業務用珈琲水出し器はKalitaのカタログを見ると、ガラス器が水出し10人用ゴールドS45087に似ているが、こちらは螺旋ガラス器がない。スタンドの構成は水出し器15人用45011に似ており、両方を合体したような構成である。裏にKalitaのウォータードリップムービング45067が置かれていた。鹿威しのようなギミックがあるはずだが、お店の機材は取り外されていた。業務用珈琲水出し器と比べとても小さい。ウォータードリッパーが置かれているだけで店の雰囲気が素敵になる。

 

雑学


たった20分で作る水出しドリッパー


 リヴィーズの「電動水出しコーヒーメーカー」は、1滴ずつ水をたらして抽出する方法ではなく、ポンプを使って水を循環させてドリップする。コーヒー粉に何度も水を循環させることで、短時間で水出しコーヒーが完成し、コーヒー豆の量も約30%削減とのこと。

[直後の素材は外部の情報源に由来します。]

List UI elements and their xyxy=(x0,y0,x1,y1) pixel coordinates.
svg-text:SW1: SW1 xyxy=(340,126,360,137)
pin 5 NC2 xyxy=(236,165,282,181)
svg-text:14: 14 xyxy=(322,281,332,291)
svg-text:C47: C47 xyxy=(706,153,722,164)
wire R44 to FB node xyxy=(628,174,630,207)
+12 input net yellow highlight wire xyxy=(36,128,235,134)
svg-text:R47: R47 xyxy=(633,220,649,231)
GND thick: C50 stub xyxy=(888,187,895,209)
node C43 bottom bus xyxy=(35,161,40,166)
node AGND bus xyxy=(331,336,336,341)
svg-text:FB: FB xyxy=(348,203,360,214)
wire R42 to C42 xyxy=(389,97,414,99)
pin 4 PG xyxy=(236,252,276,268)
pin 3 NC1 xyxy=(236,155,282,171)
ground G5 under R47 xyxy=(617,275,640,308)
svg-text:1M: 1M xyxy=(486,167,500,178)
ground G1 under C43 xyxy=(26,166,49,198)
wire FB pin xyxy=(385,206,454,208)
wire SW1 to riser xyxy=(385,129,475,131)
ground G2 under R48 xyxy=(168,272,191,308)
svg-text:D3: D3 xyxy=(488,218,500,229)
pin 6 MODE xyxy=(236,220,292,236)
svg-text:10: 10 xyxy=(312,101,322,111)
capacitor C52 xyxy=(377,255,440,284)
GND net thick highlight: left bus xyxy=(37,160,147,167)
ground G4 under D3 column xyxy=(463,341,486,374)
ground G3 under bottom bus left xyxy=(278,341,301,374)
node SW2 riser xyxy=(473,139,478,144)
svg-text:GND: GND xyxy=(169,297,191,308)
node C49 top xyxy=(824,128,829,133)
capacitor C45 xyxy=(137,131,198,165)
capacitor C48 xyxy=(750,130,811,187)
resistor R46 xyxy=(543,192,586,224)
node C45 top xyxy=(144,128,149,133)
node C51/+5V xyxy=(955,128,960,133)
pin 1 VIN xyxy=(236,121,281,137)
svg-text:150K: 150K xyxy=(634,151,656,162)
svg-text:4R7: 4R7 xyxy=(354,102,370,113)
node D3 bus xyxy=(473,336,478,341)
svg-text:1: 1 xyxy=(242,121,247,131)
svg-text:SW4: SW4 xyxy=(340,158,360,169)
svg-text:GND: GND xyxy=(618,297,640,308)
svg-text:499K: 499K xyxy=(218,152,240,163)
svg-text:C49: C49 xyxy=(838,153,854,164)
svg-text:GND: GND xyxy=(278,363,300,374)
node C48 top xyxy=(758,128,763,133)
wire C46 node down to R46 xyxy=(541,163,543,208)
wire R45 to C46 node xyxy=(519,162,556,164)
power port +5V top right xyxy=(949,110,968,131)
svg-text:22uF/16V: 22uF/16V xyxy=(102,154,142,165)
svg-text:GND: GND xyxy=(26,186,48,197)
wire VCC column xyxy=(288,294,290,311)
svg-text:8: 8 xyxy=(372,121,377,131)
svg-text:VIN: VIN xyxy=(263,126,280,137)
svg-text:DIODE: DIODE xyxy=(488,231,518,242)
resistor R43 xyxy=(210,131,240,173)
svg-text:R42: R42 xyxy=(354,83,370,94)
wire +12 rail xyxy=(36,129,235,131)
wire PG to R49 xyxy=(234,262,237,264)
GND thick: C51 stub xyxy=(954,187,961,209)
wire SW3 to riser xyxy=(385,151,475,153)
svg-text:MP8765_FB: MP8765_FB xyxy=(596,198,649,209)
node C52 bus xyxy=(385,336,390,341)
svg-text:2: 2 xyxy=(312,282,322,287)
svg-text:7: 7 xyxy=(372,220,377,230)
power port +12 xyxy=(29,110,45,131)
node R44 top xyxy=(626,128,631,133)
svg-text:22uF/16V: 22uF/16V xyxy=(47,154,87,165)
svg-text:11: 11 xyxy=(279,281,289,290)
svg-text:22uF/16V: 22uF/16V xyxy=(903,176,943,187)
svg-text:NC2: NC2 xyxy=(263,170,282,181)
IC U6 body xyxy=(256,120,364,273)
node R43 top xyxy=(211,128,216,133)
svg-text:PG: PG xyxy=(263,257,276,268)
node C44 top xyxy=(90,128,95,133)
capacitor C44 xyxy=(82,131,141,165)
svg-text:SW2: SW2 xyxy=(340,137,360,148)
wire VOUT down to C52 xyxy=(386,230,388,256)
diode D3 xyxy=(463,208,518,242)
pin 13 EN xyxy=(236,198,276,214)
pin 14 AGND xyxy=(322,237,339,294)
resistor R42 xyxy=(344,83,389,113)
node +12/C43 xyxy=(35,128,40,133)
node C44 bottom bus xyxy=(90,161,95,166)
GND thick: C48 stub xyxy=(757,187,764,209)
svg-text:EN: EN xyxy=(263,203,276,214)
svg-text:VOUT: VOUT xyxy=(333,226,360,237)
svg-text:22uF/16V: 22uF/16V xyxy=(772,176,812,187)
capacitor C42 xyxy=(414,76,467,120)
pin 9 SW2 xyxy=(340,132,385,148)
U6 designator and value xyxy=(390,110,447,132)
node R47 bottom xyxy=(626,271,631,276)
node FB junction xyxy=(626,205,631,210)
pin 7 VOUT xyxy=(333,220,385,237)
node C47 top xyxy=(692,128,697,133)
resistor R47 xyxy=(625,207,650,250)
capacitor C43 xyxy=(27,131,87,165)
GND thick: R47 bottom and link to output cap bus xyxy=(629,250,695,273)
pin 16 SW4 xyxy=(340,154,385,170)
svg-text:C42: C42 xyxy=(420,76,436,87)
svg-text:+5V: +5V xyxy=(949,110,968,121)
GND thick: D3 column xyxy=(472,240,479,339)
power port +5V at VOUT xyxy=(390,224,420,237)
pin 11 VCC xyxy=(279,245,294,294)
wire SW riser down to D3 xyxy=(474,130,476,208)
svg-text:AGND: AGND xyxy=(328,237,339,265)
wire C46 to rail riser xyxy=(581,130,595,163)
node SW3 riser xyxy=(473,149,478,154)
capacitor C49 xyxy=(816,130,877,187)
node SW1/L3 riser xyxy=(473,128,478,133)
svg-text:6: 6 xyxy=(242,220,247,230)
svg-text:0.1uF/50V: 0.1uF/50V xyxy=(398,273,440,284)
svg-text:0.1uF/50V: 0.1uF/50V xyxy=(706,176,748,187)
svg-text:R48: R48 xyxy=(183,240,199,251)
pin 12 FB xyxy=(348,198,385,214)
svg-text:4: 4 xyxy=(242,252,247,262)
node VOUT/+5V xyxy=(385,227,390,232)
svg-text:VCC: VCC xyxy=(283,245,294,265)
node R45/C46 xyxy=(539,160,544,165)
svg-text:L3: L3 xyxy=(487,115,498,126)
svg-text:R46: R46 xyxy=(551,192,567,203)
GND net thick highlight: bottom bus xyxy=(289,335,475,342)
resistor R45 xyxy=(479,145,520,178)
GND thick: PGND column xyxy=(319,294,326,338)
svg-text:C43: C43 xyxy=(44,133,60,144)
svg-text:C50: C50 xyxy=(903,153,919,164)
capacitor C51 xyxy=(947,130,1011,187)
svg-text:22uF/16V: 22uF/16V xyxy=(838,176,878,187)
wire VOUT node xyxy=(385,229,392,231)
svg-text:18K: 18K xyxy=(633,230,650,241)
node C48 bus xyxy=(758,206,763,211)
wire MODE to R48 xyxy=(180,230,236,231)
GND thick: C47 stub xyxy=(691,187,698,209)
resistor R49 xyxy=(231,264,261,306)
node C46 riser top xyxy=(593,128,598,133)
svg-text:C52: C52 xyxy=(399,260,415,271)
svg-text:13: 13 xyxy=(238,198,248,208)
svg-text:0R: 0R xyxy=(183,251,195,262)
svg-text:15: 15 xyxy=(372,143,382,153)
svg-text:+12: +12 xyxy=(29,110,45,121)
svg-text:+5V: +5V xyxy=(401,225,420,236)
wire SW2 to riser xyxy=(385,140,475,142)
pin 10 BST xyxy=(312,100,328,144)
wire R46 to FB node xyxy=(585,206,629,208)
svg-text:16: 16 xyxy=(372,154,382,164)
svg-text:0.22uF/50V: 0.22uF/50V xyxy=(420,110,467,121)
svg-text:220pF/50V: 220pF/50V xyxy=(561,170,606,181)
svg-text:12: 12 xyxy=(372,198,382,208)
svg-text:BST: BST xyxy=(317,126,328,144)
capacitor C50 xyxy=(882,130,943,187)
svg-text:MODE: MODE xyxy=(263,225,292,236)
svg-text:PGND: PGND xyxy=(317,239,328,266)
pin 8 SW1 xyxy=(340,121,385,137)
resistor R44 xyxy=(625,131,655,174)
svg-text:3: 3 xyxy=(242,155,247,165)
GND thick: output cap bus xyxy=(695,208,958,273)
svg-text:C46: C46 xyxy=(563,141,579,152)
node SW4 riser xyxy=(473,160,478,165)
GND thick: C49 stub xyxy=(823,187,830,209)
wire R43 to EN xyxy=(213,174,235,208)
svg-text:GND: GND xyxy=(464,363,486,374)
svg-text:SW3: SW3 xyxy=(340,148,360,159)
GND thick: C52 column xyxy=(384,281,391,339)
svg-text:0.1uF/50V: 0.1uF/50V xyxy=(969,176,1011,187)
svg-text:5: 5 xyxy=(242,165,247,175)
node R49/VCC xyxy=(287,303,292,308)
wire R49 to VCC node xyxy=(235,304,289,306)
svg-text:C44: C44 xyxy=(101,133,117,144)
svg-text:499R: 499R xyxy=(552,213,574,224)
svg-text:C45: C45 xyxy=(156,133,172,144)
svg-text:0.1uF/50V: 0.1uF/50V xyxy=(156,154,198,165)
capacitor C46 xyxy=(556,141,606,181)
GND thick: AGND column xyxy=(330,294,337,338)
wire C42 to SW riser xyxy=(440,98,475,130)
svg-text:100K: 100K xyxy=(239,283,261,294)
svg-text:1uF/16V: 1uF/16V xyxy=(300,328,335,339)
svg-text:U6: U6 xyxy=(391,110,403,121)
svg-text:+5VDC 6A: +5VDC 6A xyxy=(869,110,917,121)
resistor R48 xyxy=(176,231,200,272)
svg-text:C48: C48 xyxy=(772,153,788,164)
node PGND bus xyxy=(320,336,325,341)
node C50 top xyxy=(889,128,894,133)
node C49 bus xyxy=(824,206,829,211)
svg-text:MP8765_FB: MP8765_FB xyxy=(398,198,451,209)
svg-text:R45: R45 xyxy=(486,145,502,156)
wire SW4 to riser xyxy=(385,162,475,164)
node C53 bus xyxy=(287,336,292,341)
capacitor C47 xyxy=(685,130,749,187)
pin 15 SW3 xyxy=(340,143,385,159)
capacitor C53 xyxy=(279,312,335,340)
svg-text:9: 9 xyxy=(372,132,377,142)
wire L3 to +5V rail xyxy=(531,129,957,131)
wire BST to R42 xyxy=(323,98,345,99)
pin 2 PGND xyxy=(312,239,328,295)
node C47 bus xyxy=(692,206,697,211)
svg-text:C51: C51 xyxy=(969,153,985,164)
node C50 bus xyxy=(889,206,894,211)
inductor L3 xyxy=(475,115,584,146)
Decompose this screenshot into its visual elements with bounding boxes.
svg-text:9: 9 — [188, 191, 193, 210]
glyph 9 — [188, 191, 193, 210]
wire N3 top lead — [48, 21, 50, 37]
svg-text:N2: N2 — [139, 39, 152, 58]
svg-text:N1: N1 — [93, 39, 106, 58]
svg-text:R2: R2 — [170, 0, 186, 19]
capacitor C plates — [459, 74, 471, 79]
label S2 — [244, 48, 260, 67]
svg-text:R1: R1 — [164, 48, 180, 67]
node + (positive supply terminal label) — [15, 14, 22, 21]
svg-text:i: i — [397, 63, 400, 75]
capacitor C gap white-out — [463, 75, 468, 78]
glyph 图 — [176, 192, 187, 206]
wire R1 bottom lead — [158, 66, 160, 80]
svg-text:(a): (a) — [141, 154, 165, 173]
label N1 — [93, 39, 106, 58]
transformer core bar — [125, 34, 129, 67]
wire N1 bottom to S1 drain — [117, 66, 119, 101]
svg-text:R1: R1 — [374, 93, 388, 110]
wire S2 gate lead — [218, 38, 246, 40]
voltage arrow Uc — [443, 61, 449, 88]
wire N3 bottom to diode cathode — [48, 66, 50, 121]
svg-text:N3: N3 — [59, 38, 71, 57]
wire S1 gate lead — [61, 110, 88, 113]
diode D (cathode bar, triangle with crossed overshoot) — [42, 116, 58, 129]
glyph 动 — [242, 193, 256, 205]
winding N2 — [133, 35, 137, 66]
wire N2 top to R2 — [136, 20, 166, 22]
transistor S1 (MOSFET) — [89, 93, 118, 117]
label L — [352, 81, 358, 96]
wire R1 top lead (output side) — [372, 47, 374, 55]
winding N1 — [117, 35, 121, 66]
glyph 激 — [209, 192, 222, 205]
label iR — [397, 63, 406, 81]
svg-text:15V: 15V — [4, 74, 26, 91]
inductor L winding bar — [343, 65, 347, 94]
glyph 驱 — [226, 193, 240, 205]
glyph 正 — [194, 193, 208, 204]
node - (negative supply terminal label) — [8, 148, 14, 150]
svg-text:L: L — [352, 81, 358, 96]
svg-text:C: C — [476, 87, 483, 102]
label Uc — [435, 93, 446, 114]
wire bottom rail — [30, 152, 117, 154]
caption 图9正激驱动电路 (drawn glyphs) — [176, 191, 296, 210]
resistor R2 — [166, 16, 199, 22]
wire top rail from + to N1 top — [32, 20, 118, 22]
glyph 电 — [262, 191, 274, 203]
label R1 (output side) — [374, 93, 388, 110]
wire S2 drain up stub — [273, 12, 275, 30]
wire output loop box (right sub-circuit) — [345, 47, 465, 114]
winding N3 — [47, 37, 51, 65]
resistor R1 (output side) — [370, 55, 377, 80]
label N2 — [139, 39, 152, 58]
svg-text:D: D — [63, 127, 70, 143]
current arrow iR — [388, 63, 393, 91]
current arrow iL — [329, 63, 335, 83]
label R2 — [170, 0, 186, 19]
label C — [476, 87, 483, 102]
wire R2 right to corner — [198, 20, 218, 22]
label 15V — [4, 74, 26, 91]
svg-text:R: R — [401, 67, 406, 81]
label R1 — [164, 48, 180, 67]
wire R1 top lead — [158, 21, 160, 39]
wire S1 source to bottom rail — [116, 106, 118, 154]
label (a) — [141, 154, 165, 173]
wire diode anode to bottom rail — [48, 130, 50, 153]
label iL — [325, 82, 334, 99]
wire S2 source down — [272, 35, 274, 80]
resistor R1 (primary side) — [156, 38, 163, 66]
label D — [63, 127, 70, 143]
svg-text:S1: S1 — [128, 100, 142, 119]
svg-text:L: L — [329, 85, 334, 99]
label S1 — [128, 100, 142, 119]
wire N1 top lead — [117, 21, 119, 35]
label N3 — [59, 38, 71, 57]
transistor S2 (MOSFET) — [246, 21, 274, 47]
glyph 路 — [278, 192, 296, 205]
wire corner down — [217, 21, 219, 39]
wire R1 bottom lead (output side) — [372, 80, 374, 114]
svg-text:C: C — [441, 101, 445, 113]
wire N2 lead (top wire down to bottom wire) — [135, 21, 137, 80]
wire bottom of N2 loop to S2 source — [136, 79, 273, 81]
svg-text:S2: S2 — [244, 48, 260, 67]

 じっくり腰を据えて出すのが水出し珈琲の良さなんじゃないのと思いつつ、何時間も待つのも実際はしんどいから、これもありかなと、まるで水出しパーコレーターである。こうして新しい装置は誕生する。


 

追記


 戦前のオランダ領インドネシアでは、苦味やえぐ味の強いロブスタ種のコーヒーが栽培されていたため、水による抽出法が考案されたと言われている。カフェイン等の刺激成分が少なく口当たりがよい。深いコクがあり、酸化もしにくく冷蔵庫での保存がきく。

 特に水をコーヒー粉に点滴するウォータードリッパーは見るからに楽しい。ガラスポットに粉と水を入れて冷蔵庫に一晩おいて濾過しても同じように作れるから、わざわざ点滴する必要はないのだが、捨てがたい魅力がある。